Wednesday, August 27, 2008

The Human Level & the Divine Level

We live in a world that contains human-level things and those that are God-level. Centuries ago, when people did not understand something, they put it above on the God level: that it was God doing it. As scientific learning increased, less and less was ascribed to God above.

Now there is talk of some who seem to find that the world began without dependence on any God-power. Such theories are put forward on the basis of various discoveries, but none of these face the contradiction of how energy force can be at work in world-wide vacuum where nothing is in existence.

In our individual world we have the two levels. Human pride and other such forces like to edge themselves into the God-level space and assert its own force and make its own rules of control of right and wrong. The humility of religious faith and right reason give us assurance that we live in a world that contains both the human level and that which belongs to the level of God. The forces of self-pride stand ready for everyone to use it. In regard to things of human level, we can gain the knowledge and understanding to make ones own choice. But even at this earthly level, we are at a loss to choose every control over ourselves, as for example in the matter of sickness and accidental injury.

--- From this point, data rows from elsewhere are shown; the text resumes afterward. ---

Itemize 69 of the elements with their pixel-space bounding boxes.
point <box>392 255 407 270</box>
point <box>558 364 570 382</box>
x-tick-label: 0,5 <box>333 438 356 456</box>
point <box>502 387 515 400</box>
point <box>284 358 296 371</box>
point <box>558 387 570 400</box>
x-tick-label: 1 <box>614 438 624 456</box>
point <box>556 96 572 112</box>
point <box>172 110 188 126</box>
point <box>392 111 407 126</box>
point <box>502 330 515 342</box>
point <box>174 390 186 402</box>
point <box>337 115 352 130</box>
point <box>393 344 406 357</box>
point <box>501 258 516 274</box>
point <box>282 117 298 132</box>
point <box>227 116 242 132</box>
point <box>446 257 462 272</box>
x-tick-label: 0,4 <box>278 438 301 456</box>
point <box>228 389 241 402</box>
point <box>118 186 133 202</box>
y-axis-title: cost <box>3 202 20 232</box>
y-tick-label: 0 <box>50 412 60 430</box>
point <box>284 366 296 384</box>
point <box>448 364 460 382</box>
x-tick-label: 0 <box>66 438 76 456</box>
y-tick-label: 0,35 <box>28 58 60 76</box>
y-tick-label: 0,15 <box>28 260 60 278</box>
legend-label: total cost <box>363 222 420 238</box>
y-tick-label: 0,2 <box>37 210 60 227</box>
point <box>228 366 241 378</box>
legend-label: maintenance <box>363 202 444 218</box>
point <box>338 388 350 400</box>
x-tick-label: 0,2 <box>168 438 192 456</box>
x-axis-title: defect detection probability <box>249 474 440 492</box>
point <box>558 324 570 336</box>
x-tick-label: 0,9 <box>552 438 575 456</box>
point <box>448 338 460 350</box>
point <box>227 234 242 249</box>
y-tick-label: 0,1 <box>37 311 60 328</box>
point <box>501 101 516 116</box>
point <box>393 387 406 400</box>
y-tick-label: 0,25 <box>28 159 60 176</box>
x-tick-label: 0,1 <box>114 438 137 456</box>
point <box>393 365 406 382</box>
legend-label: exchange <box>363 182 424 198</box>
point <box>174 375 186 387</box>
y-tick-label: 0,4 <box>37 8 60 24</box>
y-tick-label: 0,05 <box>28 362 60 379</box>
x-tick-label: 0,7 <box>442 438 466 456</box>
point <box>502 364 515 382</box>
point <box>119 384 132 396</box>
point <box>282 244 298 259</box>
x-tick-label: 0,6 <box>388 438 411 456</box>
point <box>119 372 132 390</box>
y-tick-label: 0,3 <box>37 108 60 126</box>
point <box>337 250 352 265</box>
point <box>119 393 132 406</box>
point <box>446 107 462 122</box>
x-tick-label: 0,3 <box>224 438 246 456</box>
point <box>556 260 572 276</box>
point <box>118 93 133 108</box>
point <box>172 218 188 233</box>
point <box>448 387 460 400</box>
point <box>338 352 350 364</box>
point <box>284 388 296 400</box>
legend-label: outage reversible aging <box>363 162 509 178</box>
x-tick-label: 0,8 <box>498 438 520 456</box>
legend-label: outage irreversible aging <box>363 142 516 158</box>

Yet human pride edges forward seeking to gain a say-so. How much more imbalance can be present in matters of the God-level in our lives?

How often in a closed car, moving at 55 miles an hour, we see a fly. Inside the closed car, the fly can move comfortably and land where it chooses. It is in two worlds, so to say: the one inside the car, and the larger world outside, in which the car speeds along. If a car speeds along, and the car window is opened, the fly cannot deal with the strong wind coming in.

We are like the fly in the closed car. How often we human beings make efforts to “open the windows,” to loosen safety restrictions that keep life moral and good in virtues. What happens to rules keeping marriages to be lasting and virtuous? Is it God who wants schools closed because of low count of students?

It seems quite definite that the Prophet Isaias tells us, in the first reading, that God bestows his own authority on persons amongst us: “On that day I will summon my servant…and give over to him your authority. He shall be a father to the inhabitants and to the house…. I will place the key of the House of David on his shoulder…. I will fix him like a peg in a sure spot, to be a place of honor for his family.”

This text indicates that our families will have someone God will depend on “to be a place of honor for his family” as a way to heaven.

The second reading tells us that our minds and souls need to be kept busy with God’s place in our lives, dealing with the mystery of his close presence in our daily lives. “Oh the depth of the riches and wisdom and knowledge of God! How inscrutable are his judgments and unsearchable his ways!” We must grow in our efforts to grow in knowing God’s real reason for our lives. “For from him and through him and for him are all things.”

In the Gospel Jesus asks the disciples: “Who do people say that the Son of Man is?” They reply with several names. Then he said, “Who do you say that I am?” Simon Peter was the first to reply, “You are Christ the Son of the living God.” In reply, Jesus said, “Blessed are you Simon son of Jonah. For flesh and blood has not revealed this to you, but my heavenly Father. And so I say to you, you are Peter, and upon this rock, I will build my Church.” Jesus goes on to explain, “the gates of the netherworld shall not prevail against it.” The keys of the kingdom of heaven will be given to him and whatever he binds or looses on earth will be bound and loosed in heaven. Here then the Lord Jesus Christ bestows divine powers upon Peter and the Church of which he was to be the head at the founding of the one true Church of Jesus Christ, the Catholic Church.

Thanks be to God that we are truly bound up in it!

Homily by Rev. Anselm Boeke
Celebration of his 90th Birthday, & 65th year of priesthood
Saint Mary Parish
August 24, 2008

1 comment:

Anonymous said...

What an amazing example of a priesthood fully lived in the service of the Gospel! Thank God for priests like him! This analogy of the fly in the car is great. I've heard a similar analogy from Chesterton about the rules of the Church being like the fence of a playground. If only we could all realize the freedom that the fence and the car windows allow us.